SOCIÉTÉ

« Plan Marshall social » : 50 mesures du gouvernement wallon pour lutter contre la pauvreté

« Plan Marshall social » : 50 mesures du gouvernement wallon pour lutter contre la pauvreté

«Nous pouvons agir sur certains postes de dépenses des personnes précarisées», a indiqué le ministre-président wallon Paul Magnette. BELGA

Le gouvernement wallon a approuvé jeudi son premier Plan de lutte contre la pauvreté (PLCP), ciblant 50 mesures destinées à réduire la «déprivation matérielle» des plus précarisés, un critère plus adapté à ses compétences que le célèbre «taux de pauvreté».

«La fixation des revenus est une compétence fédérale. Nous ne pouvons pas, par exemple, indexer les salaires ou les allocations sociales. Par contre, nous pouvons agir sur certains postes de dépenses des personnes précarisées», a indiqué le ministre-président wallon Paul Magnette, coordinateur du PLCP.

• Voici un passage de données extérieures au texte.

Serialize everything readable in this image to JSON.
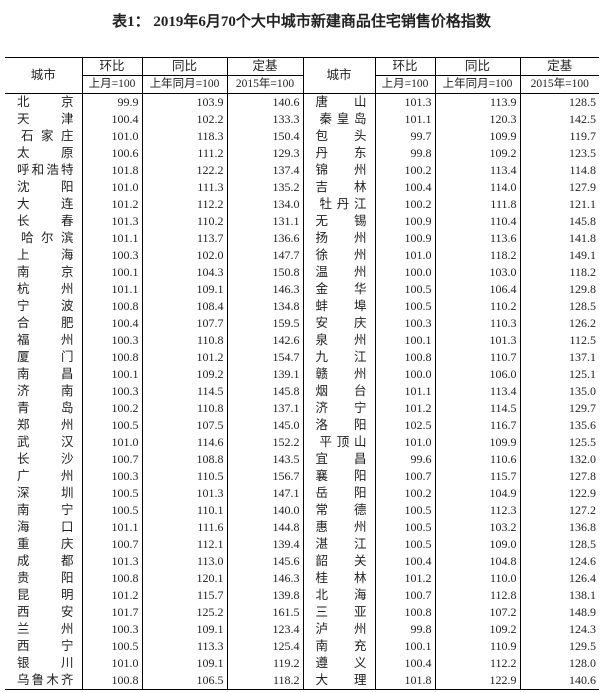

Le taux de pauvreté est de 19,2% en Wallonie (9,8% en Flandre), mais l’indice de «déprivation matérielle» (17,5% en Wallonie, juste en dessous de la moyenne européenne, pour 7,5% en Flandre) dépasse la seule approche monétaire pour envisager une précarité plus concrète.

On considère en effet la déprivation matérielle en cas d’incapacité à couvrir trois des neuf postes de dépense que sont la capacité à faire face à des dépenses imprévues, manger tous les deux jours un repas contenant des protéines, chauffer correctement son logement, partir une semaine en vacances par an, éviter les arriérés de crédit, de loyer et de paiement, et disposer – si souhaité – d’une voiture, d’une télévision, d’un téléphone ou d’une machine à laver.

C’est sur cette base que le gouvernement wallon a établi avec les acteurs de terrain un programme de 50 actions à réaliser dans différents délais, en matière de logement, énergie, santé, alimentation, eau, mobilité, loisir, politiques familiales et numérique. Un «Plan Marshall social» dont plusieurs mesures sont déjà engagées.